We recall for $ S=(S_1,S_2)\in \mathcal{L}(E)^2$ , the numerical range of $ S$ is defined as $ $ W(S)=\{(\langle S_1 x\;,\;x\rangle,\langle S_2 x ,\;x\rangle)\,;\,x \in E,\;\;\|x\|=1\}.$ $ We say that $ S=(S_1,S_2)$ satisfy the convex property $ (^*)$ if $ \forall\;\lambda_1,\lambda_2\in W(S)$ , and for any point $ \lambda_3$ on the line segment joining $ \lambda_1$ and $ \lambda_2$ , $ \exists\,\alpha,\,\beta\in \mathbb{C}$ such that $ \|\alpha x+\beta y\|=1$ and $ (\langle S_1(\alpha x+\beta y)\; ,\;\alpha x+\beta y\rangle,\langle S_2(\alpha x+\beta y)\; ,\;\alpha x+\beta y\rangle)=\lambda_3$ .

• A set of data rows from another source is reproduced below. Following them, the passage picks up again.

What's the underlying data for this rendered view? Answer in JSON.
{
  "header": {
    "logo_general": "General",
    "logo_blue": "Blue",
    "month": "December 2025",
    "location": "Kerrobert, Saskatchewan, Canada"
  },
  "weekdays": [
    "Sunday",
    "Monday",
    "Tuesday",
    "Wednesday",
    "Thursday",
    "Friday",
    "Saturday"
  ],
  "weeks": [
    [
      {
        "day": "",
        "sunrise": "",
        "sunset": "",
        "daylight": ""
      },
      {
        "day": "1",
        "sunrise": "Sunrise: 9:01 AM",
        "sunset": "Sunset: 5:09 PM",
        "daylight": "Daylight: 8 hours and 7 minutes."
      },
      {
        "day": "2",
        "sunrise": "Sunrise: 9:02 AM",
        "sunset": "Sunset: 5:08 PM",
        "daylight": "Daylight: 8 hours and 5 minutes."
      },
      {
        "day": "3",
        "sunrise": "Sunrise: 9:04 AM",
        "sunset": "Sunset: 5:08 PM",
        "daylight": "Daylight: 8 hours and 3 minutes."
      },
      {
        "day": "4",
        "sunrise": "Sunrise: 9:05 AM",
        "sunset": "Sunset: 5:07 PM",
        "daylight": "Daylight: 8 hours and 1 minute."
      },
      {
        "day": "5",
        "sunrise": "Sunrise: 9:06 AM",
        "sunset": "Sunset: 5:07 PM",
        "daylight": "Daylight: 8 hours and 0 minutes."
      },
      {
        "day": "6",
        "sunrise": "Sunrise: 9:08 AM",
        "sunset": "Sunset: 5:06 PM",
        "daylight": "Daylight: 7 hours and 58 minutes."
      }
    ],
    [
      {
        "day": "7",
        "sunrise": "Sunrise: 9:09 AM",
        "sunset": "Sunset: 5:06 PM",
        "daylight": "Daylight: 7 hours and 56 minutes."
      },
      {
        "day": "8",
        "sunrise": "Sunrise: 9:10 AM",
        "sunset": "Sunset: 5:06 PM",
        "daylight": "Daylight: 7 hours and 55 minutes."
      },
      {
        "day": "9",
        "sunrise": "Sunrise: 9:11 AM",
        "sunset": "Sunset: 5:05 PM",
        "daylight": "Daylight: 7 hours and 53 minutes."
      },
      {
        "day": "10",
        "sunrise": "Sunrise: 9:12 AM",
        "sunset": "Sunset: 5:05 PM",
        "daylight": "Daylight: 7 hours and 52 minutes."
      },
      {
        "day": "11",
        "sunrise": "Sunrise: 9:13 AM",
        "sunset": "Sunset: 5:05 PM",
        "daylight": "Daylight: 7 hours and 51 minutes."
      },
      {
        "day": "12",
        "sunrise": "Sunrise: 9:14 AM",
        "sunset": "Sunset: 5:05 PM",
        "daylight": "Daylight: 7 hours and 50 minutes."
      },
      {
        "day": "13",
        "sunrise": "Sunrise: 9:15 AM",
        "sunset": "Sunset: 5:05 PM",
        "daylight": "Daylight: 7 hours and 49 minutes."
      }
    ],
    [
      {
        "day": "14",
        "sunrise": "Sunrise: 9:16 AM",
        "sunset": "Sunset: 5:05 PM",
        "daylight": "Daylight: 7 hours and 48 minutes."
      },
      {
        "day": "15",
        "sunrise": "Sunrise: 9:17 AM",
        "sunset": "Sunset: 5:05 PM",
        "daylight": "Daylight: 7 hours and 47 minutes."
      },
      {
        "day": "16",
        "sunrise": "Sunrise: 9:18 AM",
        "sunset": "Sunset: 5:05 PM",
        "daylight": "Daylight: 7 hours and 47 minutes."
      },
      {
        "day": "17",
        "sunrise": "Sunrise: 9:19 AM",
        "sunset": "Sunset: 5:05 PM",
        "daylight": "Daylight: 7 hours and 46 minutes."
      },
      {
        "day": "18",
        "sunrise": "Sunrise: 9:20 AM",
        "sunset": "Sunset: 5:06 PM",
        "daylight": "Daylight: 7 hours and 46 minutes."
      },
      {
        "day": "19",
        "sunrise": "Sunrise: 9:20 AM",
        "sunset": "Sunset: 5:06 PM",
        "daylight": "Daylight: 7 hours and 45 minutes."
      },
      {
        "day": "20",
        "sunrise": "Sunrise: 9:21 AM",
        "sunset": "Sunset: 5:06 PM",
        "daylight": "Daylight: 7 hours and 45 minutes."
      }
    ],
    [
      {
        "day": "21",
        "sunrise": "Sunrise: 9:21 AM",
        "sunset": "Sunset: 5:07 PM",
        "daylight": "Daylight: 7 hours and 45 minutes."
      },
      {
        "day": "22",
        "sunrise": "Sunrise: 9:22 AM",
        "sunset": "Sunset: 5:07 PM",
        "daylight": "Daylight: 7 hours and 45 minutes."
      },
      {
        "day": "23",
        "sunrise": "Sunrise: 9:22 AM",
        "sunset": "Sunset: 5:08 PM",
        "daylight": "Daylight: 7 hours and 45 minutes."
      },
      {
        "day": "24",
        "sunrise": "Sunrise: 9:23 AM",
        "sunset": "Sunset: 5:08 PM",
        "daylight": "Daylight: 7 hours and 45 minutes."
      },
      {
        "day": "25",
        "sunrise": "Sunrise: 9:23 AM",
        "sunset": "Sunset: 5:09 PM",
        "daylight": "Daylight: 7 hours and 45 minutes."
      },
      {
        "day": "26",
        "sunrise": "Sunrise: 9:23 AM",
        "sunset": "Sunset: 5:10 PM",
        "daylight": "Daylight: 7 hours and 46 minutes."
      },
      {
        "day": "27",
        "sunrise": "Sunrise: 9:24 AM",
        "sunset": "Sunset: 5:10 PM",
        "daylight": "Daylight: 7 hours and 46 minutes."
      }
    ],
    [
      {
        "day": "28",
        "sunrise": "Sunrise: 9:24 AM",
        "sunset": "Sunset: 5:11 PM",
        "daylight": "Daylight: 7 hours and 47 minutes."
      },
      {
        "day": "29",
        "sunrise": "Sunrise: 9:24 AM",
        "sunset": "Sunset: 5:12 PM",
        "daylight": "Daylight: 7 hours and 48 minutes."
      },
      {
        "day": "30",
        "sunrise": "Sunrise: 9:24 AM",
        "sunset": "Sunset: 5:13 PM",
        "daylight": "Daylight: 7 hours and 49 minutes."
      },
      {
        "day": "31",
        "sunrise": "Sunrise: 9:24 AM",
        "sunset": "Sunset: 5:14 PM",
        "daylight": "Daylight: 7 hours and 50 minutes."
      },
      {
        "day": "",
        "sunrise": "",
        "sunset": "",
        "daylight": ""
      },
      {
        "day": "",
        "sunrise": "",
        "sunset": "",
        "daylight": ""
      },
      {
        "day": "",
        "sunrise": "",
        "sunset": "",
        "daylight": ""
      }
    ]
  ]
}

If $ T\in \mathcal{L}(E)$ , it is well known by the Toeplitz-Hausdorff Theorem for linear operators that $ W(T)$ is convex. One of the shortest proofs I have seen is one page by K Gustafson. Moreover, $ T$ satisfy the convex property $ (^*)$ . When I see the proof by K Gustafson, I remark that for construction of $ \alpha,\beta$ , it suffices to look at the (possibly complex) plane spanned by unit vectors $ x$ and $ y$ in order to find for any $ 0<\lambda<1$ a unit element $ z=\alpha x + \beta y$ so that $ $ (Tz|z) = \lambda (Tx|x) + (1-\lambda) (Ty|y)$ $
I see in a paper that $ W(S_1,S_2)$ is in general not convex and there are a cases in which $ W(S_1,S_2)$ is convex. My question is the following:
In the cases in which $ W(S_1,S_2)$ is convex. Do you think that $ S=(S_1,S_2)$ has the convex property $ (^*)$ or not?
I try as follows: Assume that $ W(S_1,S_2)$ is convex. Let $ \lambda_1,\lambda_2\in W(S)$ , and $ \lambda_3$ on the line segment joining $ \lambda_1$ and $ \lambda_2$ . Thus there exist $ z\in E$ such that $ \|z\|=1$ and $ (\langle S_1z\; ,\;z\rangle,\langle S_2z\; ,\;z\rangle)=\lambda_3$ . Do you think that we can show that $ z$ has the form $ \alpha x+\beta y$ or not??
Thank you!!